Saturday, October 10, 2009

AP: Women more likely to be expelled under 'don't ask'


SAN FRANCISCO — Women are far more likely than men to be kicked out of the military under the "don't ask, don't tell" policy against gays in uniform, according to government figures released Thursday that critics said reflect deep-seated sexism in the armed forces.
Women accounted for 15 percent of all active-duty and reserve members of the military but more than one-third of the 619 people discharged last year because of their sexual orientation.
The disparity was particularly striking in the Air Force, where women represented 20 percent of all personnel but 61 percent of those expelled. That is a significant jump from the previous year and marks the first time women in any branch of the military constituted a majority of those dismissed under "don't ask, don't tell," researchers said.
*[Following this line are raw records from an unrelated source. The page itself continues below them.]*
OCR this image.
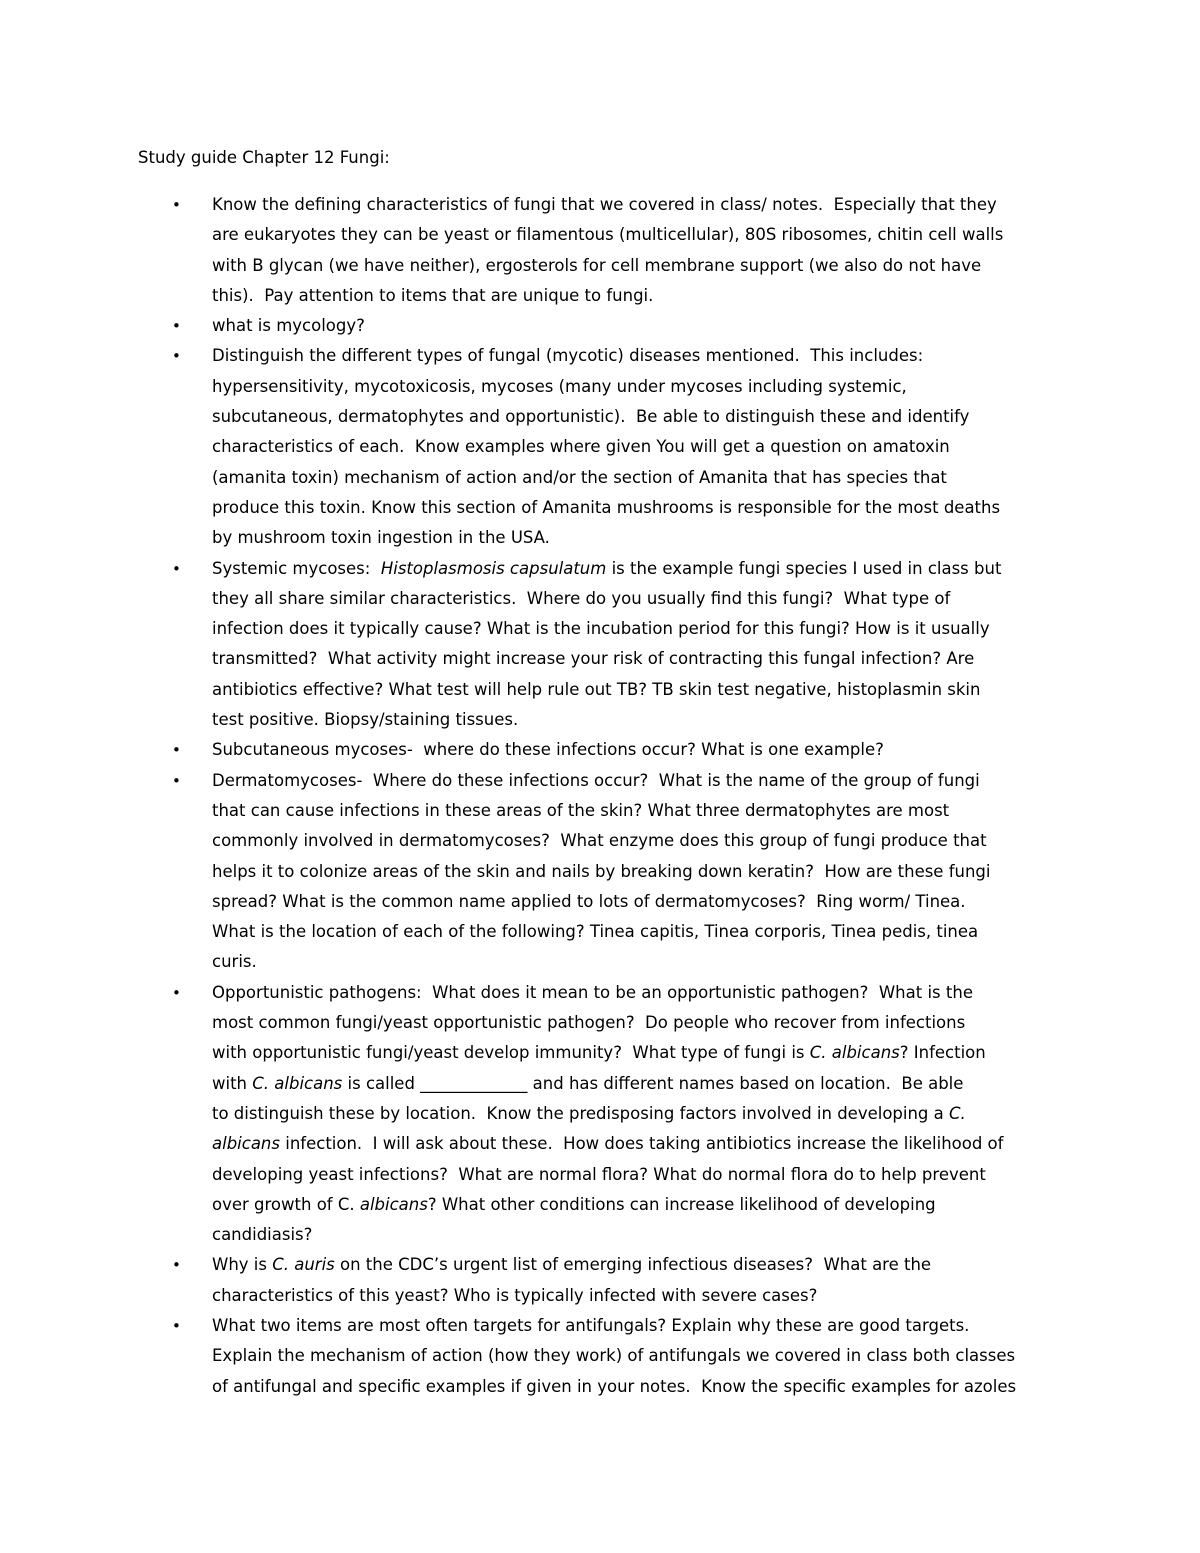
Study guide Chapter 12 Fungi:
• Know the defining characteristics of fungi that we covered in class/ notes.  Especially that they
are eukaryotes they can be yeast or filamentous (multicellular), 80S ribosomes, chitin cell walls
with B glycan (we have neither), ergosterols for cell membrane support (we also do not have
this).  Pay attention to items that are unique to fungi.
• what is mycology?
• Distinguish the different types of fungal (mycotic) diseases mentioned.  This includes:
hypersensitivity, mycotoxicosis, mycoses (many under mycoses including systemic,
subcutaneous, dermatophytes and opportunistic).  Be able to distinguish these and identify
characteristics of each.  Know examples where given You will get a question on amatoxin
(amanita toxin) mechanism of action and/or the section of Amanita that has species that
produce this toxin. Know this section of Amanita mushrooms is responsible for the most deaths
by mushroom toxin ingestion in the USA.
• Systemic mycoses:  Histoplasmosis capsulatum is the example fungi species I used in class but
they all share similar characteristics.  Where do you usually find this fungi?  What type of
infection does it typically cause? What is the incubation period for this fungi? How is it usually
transmitted?  What activity might increase your risk of contracting this fungal infection? Are
antibiotics effective? What test will help rule out TB? TB skin test negative, histoplasmin skin
test positive. Biopsy/staining tissues.
• Subcutaneous mycoses-  where do these infections occur? What is one example?
• Dermatomycoses-  Where do these infections occur?  What is the name of the group of fungi
that can cause infections in these areas of the skin? What three dermatophytes are most
commonly involved in dermatomycoses?  What enzyme does this group of fungi produce that
helps it to colonize areas of the skin and nails by breaking down keratin?  How are these fungi
spread? What is the common name applied to lots of dermatomycoses?  Ring worm/ Tinea.
What is the location of each of the following? Tinea capitis, Tinea corporis, Tinea pedis, tinea
curis.
• Opportunistic pathogens:  What does it mean to be an opportunistic pathogen?  What is the
most common fungi/yeast opportunistic pathogen?  Do people who recover from infections
with opportunistic fungi/yeast develop immunity?  What type of fungi is C. albicans? Infection
with C. albicans is called _____________ and has different names based on location.  Be able
to distinguish these by location.  Know the predisposing factors involved in developing a C.
albicans infection.  I will ask about these.  How does taking antibiotics increase the likelihood of
developing yeast infections?  What are normal flora? What do normal flora do to help prevent
over growth of C. albicans? What other conditions can increase likelihood of developing
candidiasis?
• Why is C. auris on the CDC’s urgent list of emerging infectious diseases?  What are the
characteristics of this yeast? Who is typically infected with severe cases?
• What two items are most often targets for antifungals? Explain why these are good targets.
Explain the mechanism of action (how they work) of antifungals we covered in class both classes
of antifungal and specific examples if given in your notes.  Know the specific examples for azoles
Nathaniel Frank, a researcher at the Palm Center, a University of California, Santa Barbara, center specializing in gays and the military, said one partial explanation is that homosexuality is more common among women in the service than among their male comrades.
But Frank and some women who served in the military said the gap could also be a result of "lesbian-baiting" rumors and investigations that arise when women rebuff sexual overtures from male colleagues or do not meet traditional notions of feminine beauty.
"Often times the lesbians under my command were under scrutiny by the same men who were also sexually harassing straight women, so it was this kind of sexist undercurrent of 'You don't belong here,'" said Anuradha Bhagwati, a former Marine who founded the Service Women's Action Network, an advocacy group.